Having failed to advance beyond the second round in any race this year, Force is encouraged not just by his own dazzling record at Atlanta Dragway, but by that of his daughter, Ashley Force Hood, in whose Castrol Ford Mustang he is competing this year for crew chiefs Dean “Guido” Antonelli and Ron Douglas.
Force Hood, who has taken a year off to start a family with husband, Dan, became the first woman to win an NHRA Funny Car race when she prevailed in the 2008 Southern Nationals.
The following year, she set the current Atlanta Dragway track records when she stopped the 1,000 foot timers in 4.073 seconds and 312.13 miles per hour en route to a runner-up finish. Last year, she reached the final round for the third consecutive season before losing a narrow decision to teammate and brother-in-law Robert Hight.

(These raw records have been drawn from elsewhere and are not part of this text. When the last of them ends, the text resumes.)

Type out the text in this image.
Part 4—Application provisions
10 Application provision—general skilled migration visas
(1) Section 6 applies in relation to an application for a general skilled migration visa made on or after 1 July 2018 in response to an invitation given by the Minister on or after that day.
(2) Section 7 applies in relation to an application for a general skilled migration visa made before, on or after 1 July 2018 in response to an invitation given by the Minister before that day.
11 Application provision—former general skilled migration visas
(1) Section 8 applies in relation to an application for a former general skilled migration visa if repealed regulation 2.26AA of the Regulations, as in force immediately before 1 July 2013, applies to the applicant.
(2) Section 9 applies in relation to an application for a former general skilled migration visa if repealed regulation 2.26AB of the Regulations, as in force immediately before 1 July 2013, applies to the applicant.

Force wants badly to put “Ashley’s hot rod” in the final round for a fourth consecutive season and, at the same time, jump start his defense of a Funny Car championship he won last year in dramatic fashion.
I’m just not where I need to be in the cockpit. There is a lot of work ahead of us.
“My race car is flying,” Force said. “I’m just not where I need to be in the cockpit. There is a lot of work ahead of us. I’m still trying to figure out the new lights (blue LED lights that replaced conventional amber lights that had topped the Christmas Tree starting system for more than 50 years) and still trying to learn a new routine.
“Ashley was always here when they needed her to warm the car, fit her for the seat or ask her a question,” Force said. “I’m always off doing media or sponsor appearances or off on my bike watching the racetrack. I’m not used to them, yet, and they’re not used to me – but we’re getting there.”
Atlanta Dragway could be the track that provides the get well weekend Force has needed. After all, he’s won seven times in the Southern Nationals and in one stretch, was a Funny Car finalist nine straight years, from 1992 through 2000.
Moreover, while he hasn’t won the Georgia race since 2005 (when he beat teammate and son-in-law Robert Hight by .002 of a second in the final), he further benefits this year from the absence of one of his fiercest rivals. Force Hood beat him at Atlanta three of the last four years.
“The driver definitely messed things up a couple times,” Force said of his slow start this year. “My team gave me a great car and I screwed it up. But I’ll make it up to them. I like the kids on this team and who better to drive my baby’s race car than me?”